Film après film, Pixar explore et émerveille. Le 24ème long-métrage du studio californien s’empare d’un été italien, à travers lequel Luca, un jeune monstre marin anthropomorphe cherche à trouver sa place. Un film en forme d’appel à l’aventure estival, dont on regrette qu’il ne soit pas arrivé jusqu’aux salles obscures.
Au cinéma ou sur un écran de treize pouces, l’une des valeurs sûres d’un Pixar reste la qualité toujours croissante de l’animation. Sa qualité, sa précision et en un sens, sa cohérence film après film : l’identité visuelle du studio est immédiatement reconnaissable. Luca brille à la fois par le sens du détail dans la composition des scènes et par ses plans larges. Autant de tableaux sublimes. On les confondrait presque avec des décors réels s’ils n’étaient pas habités par ces jeunes gens aux grand yeux, bouilles rondes et cheveux ébouriffés, qui ne semblent pas grandir [alors que nous… si].
De Nemo à Coco, les « Pixars » racontent des départs à l’aventure – accidentels ou non – fondateurs et émancipateurs. Ici, Enrico Casarosa observe celui de Luca, qui s’évade du périmètre imposé par ses parents pour sa sécurité… ou leur tranquillité. Dans leur famille de monstres marins anthropomorphes, on ne s’aventure pas chez les humains. Quoique, il semblerait que la grand-mère de Luca ait des choses à raconter à ce sujet. Qu’à cela ne tienne, Luca fait juste après ce rappel à la règle la rencontre d’Alberto, habitué à explorer la surface. Il l’entraîne à ses côtés, sur la petite île qui lui sert de royaume.
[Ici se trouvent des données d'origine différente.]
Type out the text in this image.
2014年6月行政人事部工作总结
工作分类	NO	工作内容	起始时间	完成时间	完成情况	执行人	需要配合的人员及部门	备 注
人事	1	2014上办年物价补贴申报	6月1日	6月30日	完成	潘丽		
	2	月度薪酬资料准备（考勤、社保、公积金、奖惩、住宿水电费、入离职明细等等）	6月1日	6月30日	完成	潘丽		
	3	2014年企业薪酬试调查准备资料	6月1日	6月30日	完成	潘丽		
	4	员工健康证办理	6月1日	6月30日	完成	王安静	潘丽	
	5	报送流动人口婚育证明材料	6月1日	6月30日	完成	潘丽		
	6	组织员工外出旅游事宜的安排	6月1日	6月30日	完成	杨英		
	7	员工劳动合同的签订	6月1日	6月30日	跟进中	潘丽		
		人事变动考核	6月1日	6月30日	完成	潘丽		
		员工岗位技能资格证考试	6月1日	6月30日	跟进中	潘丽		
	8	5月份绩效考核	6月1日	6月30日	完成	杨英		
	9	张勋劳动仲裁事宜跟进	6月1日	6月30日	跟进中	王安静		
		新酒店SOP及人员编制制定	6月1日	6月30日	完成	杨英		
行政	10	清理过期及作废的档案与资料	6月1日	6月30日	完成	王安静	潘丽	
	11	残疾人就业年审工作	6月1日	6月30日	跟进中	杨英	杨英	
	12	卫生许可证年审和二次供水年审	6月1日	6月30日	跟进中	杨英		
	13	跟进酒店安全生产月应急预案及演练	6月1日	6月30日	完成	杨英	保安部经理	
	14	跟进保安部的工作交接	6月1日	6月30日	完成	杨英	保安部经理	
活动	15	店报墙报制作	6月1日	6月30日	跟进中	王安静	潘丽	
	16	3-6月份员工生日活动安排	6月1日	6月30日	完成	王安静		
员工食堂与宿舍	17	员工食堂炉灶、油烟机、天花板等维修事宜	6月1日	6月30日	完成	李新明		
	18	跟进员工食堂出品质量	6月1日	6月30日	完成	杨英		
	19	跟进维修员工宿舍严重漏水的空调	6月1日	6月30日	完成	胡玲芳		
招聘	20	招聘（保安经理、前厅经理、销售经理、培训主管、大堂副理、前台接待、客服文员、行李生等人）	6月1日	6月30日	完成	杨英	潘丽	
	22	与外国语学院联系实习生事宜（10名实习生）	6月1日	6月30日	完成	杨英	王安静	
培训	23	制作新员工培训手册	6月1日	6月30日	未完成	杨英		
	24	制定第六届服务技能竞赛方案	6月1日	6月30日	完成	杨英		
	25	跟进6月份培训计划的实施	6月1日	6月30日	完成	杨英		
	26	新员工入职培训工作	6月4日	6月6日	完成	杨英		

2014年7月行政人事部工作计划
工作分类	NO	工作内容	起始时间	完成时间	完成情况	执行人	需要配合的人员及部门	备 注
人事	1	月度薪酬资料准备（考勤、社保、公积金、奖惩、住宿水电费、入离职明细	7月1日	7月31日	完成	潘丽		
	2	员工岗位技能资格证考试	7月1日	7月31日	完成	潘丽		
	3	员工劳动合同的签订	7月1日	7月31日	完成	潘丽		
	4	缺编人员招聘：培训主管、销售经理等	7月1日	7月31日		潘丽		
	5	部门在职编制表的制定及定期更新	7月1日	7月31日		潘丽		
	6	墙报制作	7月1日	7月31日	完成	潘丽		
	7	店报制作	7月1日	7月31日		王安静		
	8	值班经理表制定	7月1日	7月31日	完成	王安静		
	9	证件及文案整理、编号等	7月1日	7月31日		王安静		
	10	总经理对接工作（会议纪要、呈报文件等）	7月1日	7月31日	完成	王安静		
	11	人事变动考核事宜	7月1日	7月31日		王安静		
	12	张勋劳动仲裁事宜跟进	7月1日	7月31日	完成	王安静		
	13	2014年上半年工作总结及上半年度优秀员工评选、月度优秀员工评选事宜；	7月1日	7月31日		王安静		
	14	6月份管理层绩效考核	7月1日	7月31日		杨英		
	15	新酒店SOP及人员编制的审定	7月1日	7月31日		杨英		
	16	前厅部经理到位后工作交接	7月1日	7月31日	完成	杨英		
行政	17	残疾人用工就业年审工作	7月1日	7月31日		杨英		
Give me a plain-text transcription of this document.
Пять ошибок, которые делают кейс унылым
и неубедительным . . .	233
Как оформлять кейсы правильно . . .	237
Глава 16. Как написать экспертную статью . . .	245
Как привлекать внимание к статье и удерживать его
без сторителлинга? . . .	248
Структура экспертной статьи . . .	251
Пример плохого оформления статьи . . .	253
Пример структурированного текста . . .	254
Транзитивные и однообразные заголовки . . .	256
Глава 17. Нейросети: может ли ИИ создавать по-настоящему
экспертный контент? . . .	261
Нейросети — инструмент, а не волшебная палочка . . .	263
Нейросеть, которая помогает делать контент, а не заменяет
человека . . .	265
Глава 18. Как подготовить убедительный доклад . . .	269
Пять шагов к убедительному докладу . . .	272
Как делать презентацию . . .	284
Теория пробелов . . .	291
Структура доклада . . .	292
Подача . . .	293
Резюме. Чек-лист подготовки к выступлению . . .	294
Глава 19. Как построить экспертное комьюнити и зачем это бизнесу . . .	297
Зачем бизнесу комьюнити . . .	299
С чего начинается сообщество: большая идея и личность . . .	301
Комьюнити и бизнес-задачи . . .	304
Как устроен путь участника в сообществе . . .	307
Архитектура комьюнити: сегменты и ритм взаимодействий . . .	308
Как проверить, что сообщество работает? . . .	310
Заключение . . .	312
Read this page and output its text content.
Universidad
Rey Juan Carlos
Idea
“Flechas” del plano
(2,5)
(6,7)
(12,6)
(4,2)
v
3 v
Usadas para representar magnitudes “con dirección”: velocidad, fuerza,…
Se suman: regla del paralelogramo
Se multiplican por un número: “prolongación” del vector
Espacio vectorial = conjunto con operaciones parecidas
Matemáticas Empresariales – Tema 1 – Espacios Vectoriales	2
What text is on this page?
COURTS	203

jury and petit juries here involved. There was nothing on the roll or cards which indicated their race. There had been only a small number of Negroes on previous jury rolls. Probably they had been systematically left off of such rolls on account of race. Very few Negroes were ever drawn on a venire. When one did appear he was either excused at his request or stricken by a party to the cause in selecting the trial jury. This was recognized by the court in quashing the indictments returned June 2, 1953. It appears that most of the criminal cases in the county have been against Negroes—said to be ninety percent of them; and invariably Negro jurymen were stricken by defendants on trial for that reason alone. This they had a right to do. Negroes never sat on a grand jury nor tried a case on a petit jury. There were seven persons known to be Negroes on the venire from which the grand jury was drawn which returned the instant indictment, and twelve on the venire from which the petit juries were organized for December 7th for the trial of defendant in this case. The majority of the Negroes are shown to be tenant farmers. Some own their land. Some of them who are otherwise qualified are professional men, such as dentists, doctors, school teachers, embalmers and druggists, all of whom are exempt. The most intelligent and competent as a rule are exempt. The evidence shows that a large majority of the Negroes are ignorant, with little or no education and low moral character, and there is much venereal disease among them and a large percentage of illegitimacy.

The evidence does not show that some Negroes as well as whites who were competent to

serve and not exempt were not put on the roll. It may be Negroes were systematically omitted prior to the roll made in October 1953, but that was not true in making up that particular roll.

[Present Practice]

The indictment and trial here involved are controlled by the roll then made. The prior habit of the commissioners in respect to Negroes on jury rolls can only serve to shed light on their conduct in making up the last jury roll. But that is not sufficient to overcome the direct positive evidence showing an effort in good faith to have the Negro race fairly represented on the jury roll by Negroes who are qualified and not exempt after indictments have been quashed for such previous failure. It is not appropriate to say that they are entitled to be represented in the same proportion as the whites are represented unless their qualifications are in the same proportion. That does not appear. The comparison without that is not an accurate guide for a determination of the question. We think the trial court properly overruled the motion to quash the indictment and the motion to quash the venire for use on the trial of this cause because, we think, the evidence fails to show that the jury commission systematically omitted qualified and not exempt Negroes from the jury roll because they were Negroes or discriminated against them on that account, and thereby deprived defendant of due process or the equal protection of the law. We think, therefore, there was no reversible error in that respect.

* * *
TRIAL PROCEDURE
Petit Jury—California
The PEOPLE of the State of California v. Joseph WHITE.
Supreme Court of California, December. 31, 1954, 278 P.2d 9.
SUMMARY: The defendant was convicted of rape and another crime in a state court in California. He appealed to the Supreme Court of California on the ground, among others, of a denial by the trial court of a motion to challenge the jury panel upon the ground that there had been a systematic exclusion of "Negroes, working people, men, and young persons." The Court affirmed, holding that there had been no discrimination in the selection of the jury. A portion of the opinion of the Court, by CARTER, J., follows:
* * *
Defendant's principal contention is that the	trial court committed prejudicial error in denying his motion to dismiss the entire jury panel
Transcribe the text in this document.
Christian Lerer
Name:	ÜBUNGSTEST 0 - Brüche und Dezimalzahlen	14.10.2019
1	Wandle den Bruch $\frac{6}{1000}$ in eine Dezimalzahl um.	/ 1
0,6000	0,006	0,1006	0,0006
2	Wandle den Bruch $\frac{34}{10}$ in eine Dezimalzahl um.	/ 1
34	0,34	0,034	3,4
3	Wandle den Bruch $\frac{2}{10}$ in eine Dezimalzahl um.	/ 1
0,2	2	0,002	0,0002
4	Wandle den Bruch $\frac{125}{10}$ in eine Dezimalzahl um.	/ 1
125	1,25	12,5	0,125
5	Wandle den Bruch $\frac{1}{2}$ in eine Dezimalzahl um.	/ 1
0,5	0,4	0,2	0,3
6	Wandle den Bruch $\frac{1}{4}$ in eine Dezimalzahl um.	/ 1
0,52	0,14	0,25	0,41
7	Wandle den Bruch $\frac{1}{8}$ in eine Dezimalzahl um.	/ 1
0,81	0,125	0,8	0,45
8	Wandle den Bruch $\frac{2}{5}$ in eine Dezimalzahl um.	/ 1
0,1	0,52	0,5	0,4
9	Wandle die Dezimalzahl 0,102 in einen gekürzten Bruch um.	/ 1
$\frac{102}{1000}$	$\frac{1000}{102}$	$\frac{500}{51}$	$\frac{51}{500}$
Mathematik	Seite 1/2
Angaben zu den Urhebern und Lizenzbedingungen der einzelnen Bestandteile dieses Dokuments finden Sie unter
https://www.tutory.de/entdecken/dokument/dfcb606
Interdire ou comment susciter l’envie de transgresser
Chacun des films Pixar peut se faire avertissement méta aux parents qui accompagnent leur progéniture au cinéma un dimanche matin. On vous l’a dit et on vous le redira tant que nécessaire, poser des barrières et interdire, c’est la meilleure manière de susciter l’envie de transgresser.
Le scénario de Luca est épuré ; le film est le plus court des studios depuis Toy Story, leur premier long. Luca cherche sa liberté en dehors du giron parental, en dehors de l’océan. Quelque part entre Ponyo sur la falaise et La Forme de l’eau, le contact avec l’air donne justement forme humaine à ceux de son espèce. La couverture est idéale et il s’agit simplement de ne pas être mouillé, mais une goutte d’eau peut révéler quelques écailles. Et dans un port, les occasions de se retrouver trempé sont nombreuses.
Luca et Alberto sont d’abord fascinés par une Vespa, qui devient un enjeu avant que le film n’aille plus loin et se penche à nouveau sur les relations humaines. Les garçons rencontrent Giulia et le duo devient trio. Une course annuelle qui doit leur permettre de remporter la Vespa pour les garçons et l’estime des habitants du village pour Giulia devient l’occasion d’explorer sensibilités et aspirations de chacun.
Un ‘coming of age movie’ ultra référencé
Le réalisateur est animé par la volonté de partager ses souvenirs d’enfance et l’apparente simplicité du film lui permet de mettre en place un univers aussi original que chatoyant. Luca ne se déroule pas dans la ville italienne éponyme mais à Portorosso, un village de pêcheurs inspiré de Monterosso, l’une des communes des Cinque Terre. On y croise un papa taciturne et moustachu, un caïd aussi crâneur que ridicule, des splendeurs oubliées de la variété italienne (Rita Pavone, inattendue) et des affiches de classiques du cinéma italien, qui tapissent discrètement les murs de la ville… Mais également le temps d’un plan fugace, une photo de Marcello Mastroianni. C’est d’ailleurs sa fille Chiara qui double la mère de Luca dans la version française…
En toute simplicité (bien qu’à l’aide de quelques accents italiens appuyés…) Luca nous rappelle que grandir, c’est nécessairement laisser quelques écailles derrière soi.